A Loss Mum’s Wish
My mind knows you are gone, but my heart does not.
Every day, I wish and long for you alittle bit more then I did the day before.
That maybe, if I wish for you to come back to me hard enough, we’ll make the headlines with an unexplainable miracle.
Grief has turned me delusional.
It’s been over four years since I said goodbye, little miss, but time does not become distance.
You are ever present in my mind, my thoughts and my heart.
So close to me and my world, yet a billion stars away; the invisible space in my life that only I can see.

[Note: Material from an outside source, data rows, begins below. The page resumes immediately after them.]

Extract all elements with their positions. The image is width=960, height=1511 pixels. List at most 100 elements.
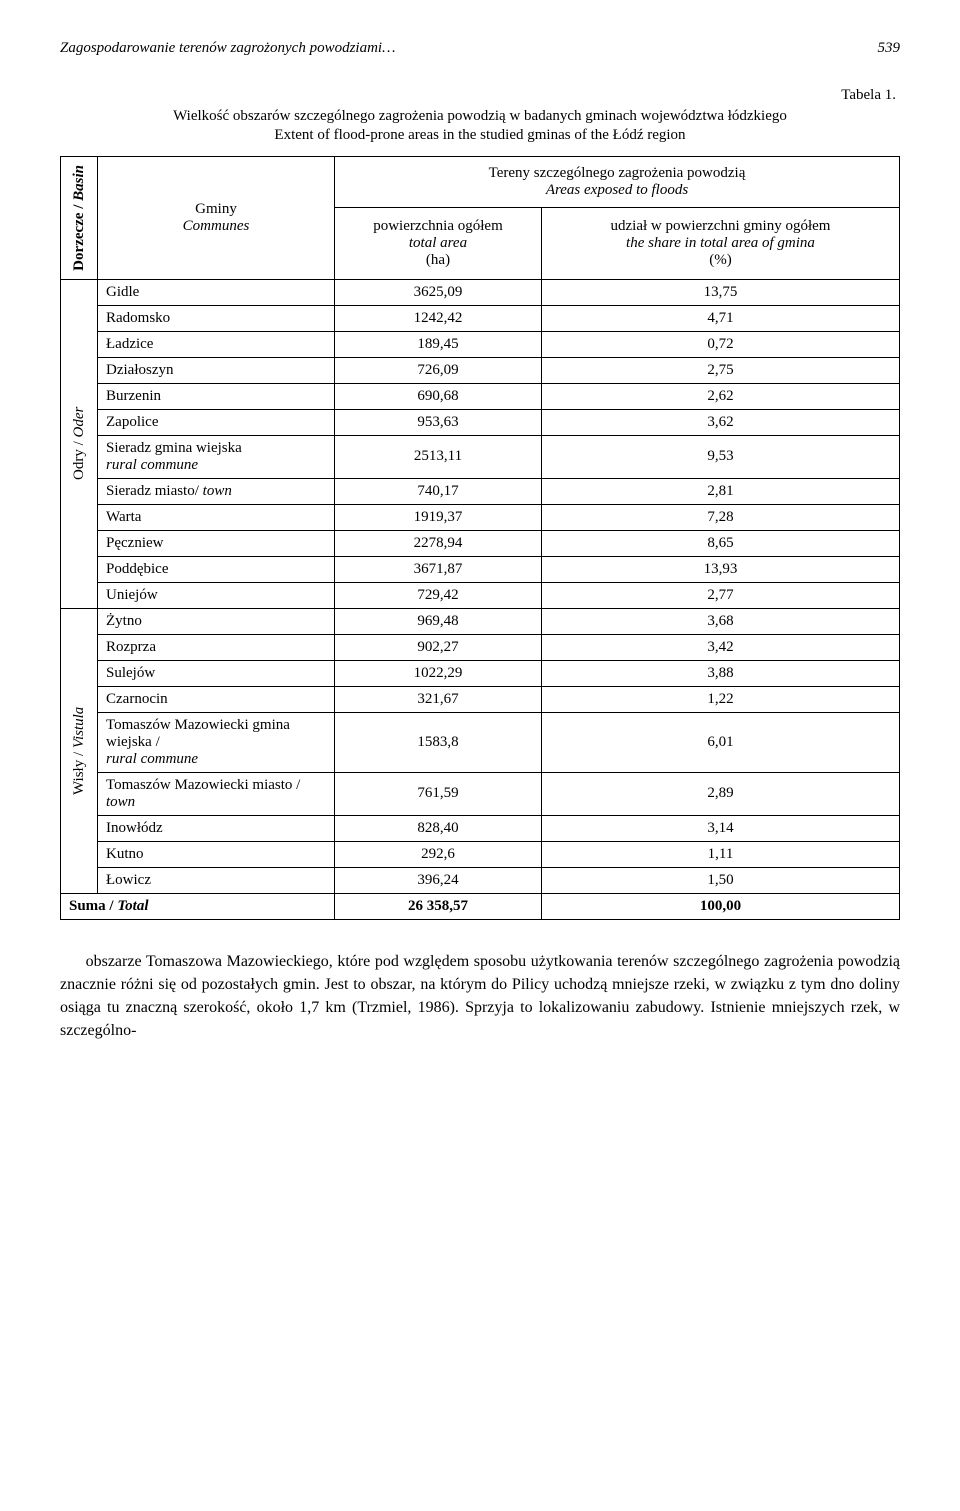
body-paragraph: obszarze Tomaszowa Mazowieckiego, które … [60,950,900,1043]
share-cell: 2,75 [542,357,900,383]
col-top: Tereny szczególnego zagrożenia powodzią … [335,157,900,208]
table-row: Kutno292,61,11 [61,841,900,867]
area-cell: 726,09 [335,357,542,383]
gmina-name: Uniejów [98,582,335,608]
table-row: Radomsko1242,424,71 [61,305,900,331]
area-cell: 902,27 [335,634,542,660]
area-cell: 1022,29 [335,660,542,686]
area-cell: 2513,11 [335,435,542,478]
table-row: Rozprza902,273,42 [61,634,900,660]
table-row: Tomaszów Mazowiecki gmina wiejska / rura… [61,712,900,772]
share-cell: 3,14 [542,815,900,841]
share-cell: 0,72 [542,331,900,357]
area-cell: 292,6 [335,841,542,867]
area-cell: 3671,87 [335,556,542,582]
share-cell: 7,28 [542,504,900,530]
col-gminy: Gminy Communes [98,157,335,280]
share-cell: 1,22 [542,686,900,712]
gmina-name: Zapolice [98,409,335,435]
table-row: Tomaszów Mazowiecki miasto / town761,592… [61,772,900,815]
total-label: Suma / Total [61,893,335,919]
table-row: Zapolice953,633,62 [61,409,900,435]
table-row: Uniejów729,422,77 [61,582,900,608]
share-cell: 2,89 [542,772,900,815]
gmina-name: Kutno [98,841,335,867]
area-cell: 3625,09 [335,279,542,305]
gmina-name: Warta [98,504,335,530]
col-share: udział w powierzchni gminy ogółem the sh… [542,208,900,280]
share-cell: 2,62 [542,383,900,409]
area-cell: 1583,8 [335,712,542,772]
area-cell: 761,59 [335,772,542,815]
share-cell: 9,53 [542,435,900,478]
running-header: Zagospodarowanie terenów zagrożonych pow… [60,40,900,57]
table-row: Czarnocin321,671,22 [61,686,900,712]
gmina-name: Sieradz miasto/ town [98,478,335,504]
table-row: Ładzice189,450,72 [61,331,900,357]
basin-label: Odry / Oder [61,279,98,608]
area-cell: 1242,42 [335,305,542,331]
area-cell: 396,24 [335,867,542,893]
area-cell: 1919,37 [335,504,542,530]
share-cell: 13,93 [542,556,900,582]
gmina-name: Tomaszów Mazowiecki miasto / town [98,772,335,815]
gmina-name: Ładzice [98,331,335,357]
share-cell: 3,88 [542,660,900,686]
gmina-name: Gidle [98,279,335,305]
area-cell: 2278,94 [335,530,542,556]
share-cell: 6,01 [542,712,900,772]
gmina-name: Sulejów [98,660,335,686]
area-cell: 828,40 [335,815,542,841]
share-cell: 4,71 [542,305,900,331]
gmina-name: Działoszyn [98,357,335,383]
table-row: Sulejów1022,293,88 [61,660,900,686]
share-cell: 8,65 [542,530,900,556]
page-number: 539 [878,40,901,57]
gmina-name: Żytno [98,608,335,634]
area-cell: 740,17 [335,478,542,504]
col-basin: Dorzecze / Basin [61,157,98,280]
share-cell: 3,42 [542,634,900,660]
area-cell: 969,48 [335,608,542,634]
area-cell: 729,42 [335,582,542,608]
total-area: 26 358,57 [335,893,542,919]
area-cell: 953,63 [335,409,542,435]
area-cell: 189,45 [335,331,542,357]
table-row: Warta1919,377,28 [61,504,900,530]
share-cell: 3,62 [542,409,900,435]
table-caption-label: Tabela 1. [60,87,900,104]
share-cell: 13,75 [542,279,900,305]
table-row: Sieradz miasto/ town740,172,81 [61,478,900,504]
col-area: powierzchnia ogółem total area (ha) [335,208,542,280]
gmina-name: Łowicz [98,867,335,893]
share-cell: 2,77 [542,582,900,608]
gmina-name: Rozprza [98,634,335,660]
share-cell: 2,81 [542,478,900,504]
table-row: Sieradz gmina wiejskarural commune2513,1… [61,435,900,478]
gmina-name: Inowłódz [98,815,335,841]
table-row: Odry / OderGidle3625,0913,75 [61,279,900,305]
table-header-row: Dorzecze / Basin Gminy Communes Tereny s… [61,157,900,208]
gmina-name: Pęczniew [98,530,335,556]
gmina-name: Burzenin [98,383,335,409]
running-title: Zagospodarowanie terenów zagrożonych pow… [60,40,395,57]
table-caption-main: Wielkość obszarów szczególnego zagrożeni… [60,108,900,125]
basin-label: Wisły / Vistula [61,608,98,893]
table-row: Łowicz396,241,50 [61,867,900,893]
gmina-name: Sieradz gmina wiejskarural commune [98,435,335,478]
total-share: 100,00 [542,893,900,919]
table-row: Działoszyn726,092,75 [61,357,900,383]
gmina-name: Radomsko [98,305,335,331]
table-row: Poddębice3671,8713,93 [61,556,900,582]
gmina-name: Czarnocin [98,686,335,712]
share-cell: 1,11 [542,841,900,867]
table-row: Wisły / VistulaŻytno969,483,68 [61,608,900,634]
share-cell: 1,50 [542,867,900,893]
table-row: Burzenin690,682,62 [61,383,900,409]
table-caption-sub: Extent of flood-prone areas in the studi… [60,127,900,144]
data-table: Dorzecze / Basin Gminy Communes Tereny s… [60,156,900,920]
table-row: Pęczniew2278,948,65 [61,530,900,556]
gmina-name: Poddębice [98,556,335,582]
table-total-row: Suma / Total 26 358,57 100,00 [61,893,900,919]
share-cell: 3,68 [542,608,900,634]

How I wish others could see that space, as vividly as I do.
The perfect imprint of my baby who will never grow, always to be small enough to fit snuggly in my arms.
To know your memory lives on with no need for prompting, or reminding.
You lived.
You existed.
You are my daughter.
You are my little miss.
“What is her name?”, I silently beg for you to ask me.
“What did she look like?”, I wish you’d take a moment to gaze adoringly at her photo.
“What is your favourite memory?”, how I want to tell you so badly that I will never forget the day she opened her eyes.
To see the stars in her iris, that would become the canvas of my fantasies, lost in a moment of hope and curiosity, imagining the impossible.
Ask me…. please.
It’s these things that keeps my baby alive.
I’m a loss mum, but still a mum, just wishing my baby was alive.